Mom as best friend — is it good?

A close relationship with parents is considered an ideal that every family aspires to. At the same time, when we destroy the border that separates us and turn into best friends, we lose something important. Our reader Elena spoke about her relationship with her mother, and psychoanalyst Marina Myaus commented on her story.

Mom was always proud that we were very close and could share everything with each other, she called me her girlfriend. When I turned 14, she considered me old enough to talk openly with me about men, the intricacies of relationships, and the pitfalls she faced. My father divorced my father quite early, and although she did not let me in on all the details of her sex life, I was uncomfortable with the fact that I knew so much about her romantic interests.

My friends envied me: from the outside it seemed that I had the best mother in the world. When we were teenagers, she could invite them to visit, communicate on an equal footing, allow them to use her cosmetics. In high school, many girls were banned from dating boys and from coming home after XNUMX:XNUMX p.m. All this was allowed to me. Once my friend even shared her first love experiences with her. Mom listened and gave advice. I was embarrassed: I would have preferred that we discussed all this with a friend in private.

When I had a young man at the age of 16, the first open conflict took place between me and my mother. I was not ready to talk about my feelings as frankly as she used to. It offended her. She believed that since she was open with me and trusted in everything, then I would behave the same way. But in relations with her, I seem to have a block to such conversations. I love my mother and expect warmth and support from her, but when she wants to know everything about me, it confuses and alienates me from her.

“A mother for a child is not a confidant, but a reliable rear”

Marina Myaus, psychoanalyst

It is no coincidence that the girl mentions that the lack of distance does not make her mother closer. Excessive frankness with a daughter breaks the necessary parent-child boundaries that give a sense of support and security in childhood and support adults while their parents are alive. When touching on the topic of sex, it is important to talk about protection, but not to touch on the intimate details of the life of either the mother or the daughter.

There can be many friends, but the mother is alone, and it is important for the parent to concentrate on becoming a reliable shoulder for the daughter, to provide support.

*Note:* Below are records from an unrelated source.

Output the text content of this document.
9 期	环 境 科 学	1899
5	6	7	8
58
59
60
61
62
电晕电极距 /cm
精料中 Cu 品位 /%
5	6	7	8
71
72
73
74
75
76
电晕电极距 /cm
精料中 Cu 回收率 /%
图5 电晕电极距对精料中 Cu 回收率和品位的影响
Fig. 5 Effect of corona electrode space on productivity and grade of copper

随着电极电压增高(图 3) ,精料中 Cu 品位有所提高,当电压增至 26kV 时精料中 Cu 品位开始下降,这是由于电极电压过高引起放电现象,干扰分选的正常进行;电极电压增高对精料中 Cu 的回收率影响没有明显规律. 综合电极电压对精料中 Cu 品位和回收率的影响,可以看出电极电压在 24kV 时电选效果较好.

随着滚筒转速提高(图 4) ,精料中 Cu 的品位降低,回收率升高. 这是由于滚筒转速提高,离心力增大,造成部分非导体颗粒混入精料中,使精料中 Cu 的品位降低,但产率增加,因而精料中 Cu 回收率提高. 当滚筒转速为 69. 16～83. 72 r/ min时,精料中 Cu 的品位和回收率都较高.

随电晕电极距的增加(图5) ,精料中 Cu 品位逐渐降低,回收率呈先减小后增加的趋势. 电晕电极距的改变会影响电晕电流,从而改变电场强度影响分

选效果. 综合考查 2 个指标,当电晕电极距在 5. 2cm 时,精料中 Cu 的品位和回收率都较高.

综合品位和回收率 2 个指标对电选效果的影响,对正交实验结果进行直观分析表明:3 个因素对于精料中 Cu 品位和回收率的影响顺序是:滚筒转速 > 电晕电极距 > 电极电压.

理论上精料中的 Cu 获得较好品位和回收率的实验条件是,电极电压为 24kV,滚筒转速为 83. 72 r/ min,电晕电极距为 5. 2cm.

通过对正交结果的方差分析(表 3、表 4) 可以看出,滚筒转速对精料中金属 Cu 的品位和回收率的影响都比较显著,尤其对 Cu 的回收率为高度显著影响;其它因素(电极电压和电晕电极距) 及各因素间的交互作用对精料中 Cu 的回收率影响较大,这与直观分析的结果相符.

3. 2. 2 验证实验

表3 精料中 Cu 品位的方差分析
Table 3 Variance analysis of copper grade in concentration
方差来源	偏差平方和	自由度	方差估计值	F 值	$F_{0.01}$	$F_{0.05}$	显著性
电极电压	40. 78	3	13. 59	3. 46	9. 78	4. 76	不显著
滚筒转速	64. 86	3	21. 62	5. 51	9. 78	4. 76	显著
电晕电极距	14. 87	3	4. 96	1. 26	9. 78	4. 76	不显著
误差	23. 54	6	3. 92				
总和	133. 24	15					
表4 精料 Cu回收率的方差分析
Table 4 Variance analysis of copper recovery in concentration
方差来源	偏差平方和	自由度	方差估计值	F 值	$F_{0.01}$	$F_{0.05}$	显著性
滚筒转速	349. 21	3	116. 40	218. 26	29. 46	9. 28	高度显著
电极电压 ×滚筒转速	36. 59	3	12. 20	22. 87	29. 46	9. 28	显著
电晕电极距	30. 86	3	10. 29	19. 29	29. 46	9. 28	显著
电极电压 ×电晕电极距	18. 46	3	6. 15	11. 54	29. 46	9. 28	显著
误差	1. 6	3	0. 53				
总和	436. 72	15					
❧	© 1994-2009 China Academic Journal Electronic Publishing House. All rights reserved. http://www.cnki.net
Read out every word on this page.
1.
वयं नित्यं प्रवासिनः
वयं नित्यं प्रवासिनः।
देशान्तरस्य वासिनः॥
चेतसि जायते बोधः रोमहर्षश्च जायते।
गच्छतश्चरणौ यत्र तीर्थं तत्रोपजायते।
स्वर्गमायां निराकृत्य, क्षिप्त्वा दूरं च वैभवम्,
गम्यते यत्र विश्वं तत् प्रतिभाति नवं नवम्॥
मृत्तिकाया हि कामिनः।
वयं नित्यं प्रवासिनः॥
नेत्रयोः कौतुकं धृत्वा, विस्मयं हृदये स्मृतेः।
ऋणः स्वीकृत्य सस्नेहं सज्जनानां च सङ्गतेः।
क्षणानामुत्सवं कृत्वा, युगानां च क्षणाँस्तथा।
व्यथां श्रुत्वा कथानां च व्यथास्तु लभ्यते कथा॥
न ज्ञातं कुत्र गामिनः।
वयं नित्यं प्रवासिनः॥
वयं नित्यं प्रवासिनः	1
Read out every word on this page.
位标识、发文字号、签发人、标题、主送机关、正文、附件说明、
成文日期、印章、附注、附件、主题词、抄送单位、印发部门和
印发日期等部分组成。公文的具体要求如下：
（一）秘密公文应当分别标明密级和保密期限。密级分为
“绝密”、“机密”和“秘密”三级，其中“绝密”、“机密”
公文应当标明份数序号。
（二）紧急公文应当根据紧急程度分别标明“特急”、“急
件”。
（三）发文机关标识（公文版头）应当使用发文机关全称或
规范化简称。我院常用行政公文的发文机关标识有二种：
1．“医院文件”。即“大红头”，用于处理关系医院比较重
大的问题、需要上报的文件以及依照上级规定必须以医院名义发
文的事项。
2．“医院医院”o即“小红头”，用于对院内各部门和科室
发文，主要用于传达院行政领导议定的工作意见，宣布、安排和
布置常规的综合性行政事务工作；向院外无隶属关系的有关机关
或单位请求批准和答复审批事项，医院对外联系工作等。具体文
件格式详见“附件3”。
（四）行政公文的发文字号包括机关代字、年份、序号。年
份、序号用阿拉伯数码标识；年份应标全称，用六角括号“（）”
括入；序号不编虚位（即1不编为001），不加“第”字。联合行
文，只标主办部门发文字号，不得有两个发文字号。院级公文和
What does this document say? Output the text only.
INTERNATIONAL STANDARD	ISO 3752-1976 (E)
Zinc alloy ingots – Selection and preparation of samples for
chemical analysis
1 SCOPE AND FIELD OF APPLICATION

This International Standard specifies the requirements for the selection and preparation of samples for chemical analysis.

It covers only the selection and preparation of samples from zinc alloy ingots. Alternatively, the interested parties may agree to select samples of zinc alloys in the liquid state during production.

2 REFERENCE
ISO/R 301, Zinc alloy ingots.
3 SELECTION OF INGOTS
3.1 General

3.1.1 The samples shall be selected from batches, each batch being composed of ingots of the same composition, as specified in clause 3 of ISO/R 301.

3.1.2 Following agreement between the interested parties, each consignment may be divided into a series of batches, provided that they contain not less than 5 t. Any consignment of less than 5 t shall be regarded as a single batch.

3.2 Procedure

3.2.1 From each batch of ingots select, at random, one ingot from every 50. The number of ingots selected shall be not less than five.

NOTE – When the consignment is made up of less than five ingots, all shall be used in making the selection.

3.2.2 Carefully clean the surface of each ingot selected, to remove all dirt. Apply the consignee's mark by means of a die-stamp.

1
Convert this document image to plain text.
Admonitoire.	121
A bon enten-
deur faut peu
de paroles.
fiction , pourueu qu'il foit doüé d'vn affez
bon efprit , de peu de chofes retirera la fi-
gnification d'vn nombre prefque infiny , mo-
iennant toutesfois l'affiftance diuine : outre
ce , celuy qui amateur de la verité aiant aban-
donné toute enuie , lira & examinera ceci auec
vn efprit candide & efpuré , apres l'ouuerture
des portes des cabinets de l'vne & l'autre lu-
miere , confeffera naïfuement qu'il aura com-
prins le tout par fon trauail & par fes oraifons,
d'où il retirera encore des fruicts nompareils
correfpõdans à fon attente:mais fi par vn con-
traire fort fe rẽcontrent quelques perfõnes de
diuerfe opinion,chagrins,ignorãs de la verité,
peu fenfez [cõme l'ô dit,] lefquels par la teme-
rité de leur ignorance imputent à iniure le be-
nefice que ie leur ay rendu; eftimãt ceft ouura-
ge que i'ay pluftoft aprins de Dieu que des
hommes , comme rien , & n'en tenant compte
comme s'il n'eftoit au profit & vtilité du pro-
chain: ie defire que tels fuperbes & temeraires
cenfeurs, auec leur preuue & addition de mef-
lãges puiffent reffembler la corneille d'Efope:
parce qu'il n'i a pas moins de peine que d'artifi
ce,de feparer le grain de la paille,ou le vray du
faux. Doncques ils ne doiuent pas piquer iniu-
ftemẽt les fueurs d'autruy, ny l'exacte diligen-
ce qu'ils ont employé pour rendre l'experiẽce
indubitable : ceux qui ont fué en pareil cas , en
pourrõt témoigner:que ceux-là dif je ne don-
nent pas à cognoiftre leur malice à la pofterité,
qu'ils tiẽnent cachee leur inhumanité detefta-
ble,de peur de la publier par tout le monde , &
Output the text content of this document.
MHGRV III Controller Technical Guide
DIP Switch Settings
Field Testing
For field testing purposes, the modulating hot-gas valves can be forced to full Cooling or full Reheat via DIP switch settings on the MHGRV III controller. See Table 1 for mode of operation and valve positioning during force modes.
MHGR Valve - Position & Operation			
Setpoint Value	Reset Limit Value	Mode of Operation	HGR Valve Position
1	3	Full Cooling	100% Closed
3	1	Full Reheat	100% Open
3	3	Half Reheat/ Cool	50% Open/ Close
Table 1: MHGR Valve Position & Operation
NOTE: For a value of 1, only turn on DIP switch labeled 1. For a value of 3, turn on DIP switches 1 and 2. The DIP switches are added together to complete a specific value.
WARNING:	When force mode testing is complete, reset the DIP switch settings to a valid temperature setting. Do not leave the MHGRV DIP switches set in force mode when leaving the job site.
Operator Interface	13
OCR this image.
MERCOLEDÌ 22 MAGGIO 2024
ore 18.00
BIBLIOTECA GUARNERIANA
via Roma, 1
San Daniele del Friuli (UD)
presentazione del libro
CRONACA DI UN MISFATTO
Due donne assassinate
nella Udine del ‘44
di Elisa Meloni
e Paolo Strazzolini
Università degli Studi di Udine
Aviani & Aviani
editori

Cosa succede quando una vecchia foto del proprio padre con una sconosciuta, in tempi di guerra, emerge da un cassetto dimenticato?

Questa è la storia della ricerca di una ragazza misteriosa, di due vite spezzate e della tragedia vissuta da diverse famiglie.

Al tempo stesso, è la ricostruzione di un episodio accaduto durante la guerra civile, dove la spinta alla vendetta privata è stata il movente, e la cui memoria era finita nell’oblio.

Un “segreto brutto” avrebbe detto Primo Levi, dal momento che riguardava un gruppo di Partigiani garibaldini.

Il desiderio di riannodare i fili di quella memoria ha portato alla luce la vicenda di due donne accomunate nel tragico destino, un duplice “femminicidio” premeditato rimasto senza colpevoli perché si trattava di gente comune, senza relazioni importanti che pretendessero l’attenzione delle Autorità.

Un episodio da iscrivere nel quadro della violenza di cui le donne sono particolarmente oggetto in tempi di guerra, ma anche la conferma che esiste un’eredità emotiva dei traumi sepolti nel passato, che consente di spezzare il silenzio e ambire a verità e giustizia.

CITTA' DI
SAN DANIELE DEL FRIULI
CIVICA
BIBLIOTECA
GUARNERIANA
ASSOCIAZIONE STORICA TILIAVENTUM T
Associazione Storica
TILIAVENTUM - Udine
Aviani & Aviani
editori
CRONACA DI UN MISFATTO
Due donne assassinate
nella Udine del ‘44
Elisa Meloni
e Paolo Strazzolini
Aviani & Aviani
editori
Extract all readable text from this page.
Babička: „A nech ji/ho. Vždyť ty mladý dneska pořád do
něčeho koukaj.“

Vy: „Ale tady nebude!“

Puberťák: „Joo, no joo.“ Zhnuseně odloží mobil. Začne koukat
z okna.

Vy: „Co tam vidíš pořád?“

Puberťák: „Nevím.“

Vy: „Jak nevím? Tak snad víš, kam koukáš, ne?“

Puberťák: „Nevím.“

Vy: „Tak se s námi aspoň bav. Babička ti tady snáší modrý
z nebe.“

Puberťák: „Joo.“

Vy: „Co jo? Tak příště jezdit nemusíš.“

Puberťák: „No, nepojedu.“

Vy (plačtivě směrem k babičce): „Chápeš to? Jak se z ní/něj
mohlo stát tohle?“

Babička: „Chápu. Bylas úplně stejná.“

The roles of mother and best friend are often confused by women who have given birth before the age of 25. The maternal instinct developed while the daughter was young, but now that she looks like an adult, and the mother is still young, it is difficult for her to accept that this is still her child who needs psychological protection.

The child finds himself on the same psychological level as the parent, understands that from now on he has no right to be weaker

The transformation of a daughter into a friend is also characteristic of divorced mothers. In this case, the mother often shares her experiences with the child, and for him it is too hard both in adolescence and in his youth. The child finds himself on the same psychological level as the parent, understands that from now on he has no right to be weaker, must take a position in the family conflict and is obliged to support his mother.

It is important for children, both girls and boys, to see in their mother not a confidant with whom one can share the intricacies of relationships with the opposite sex, but, above all, a reliable rear, a person who can always find peace, kindness and consolation.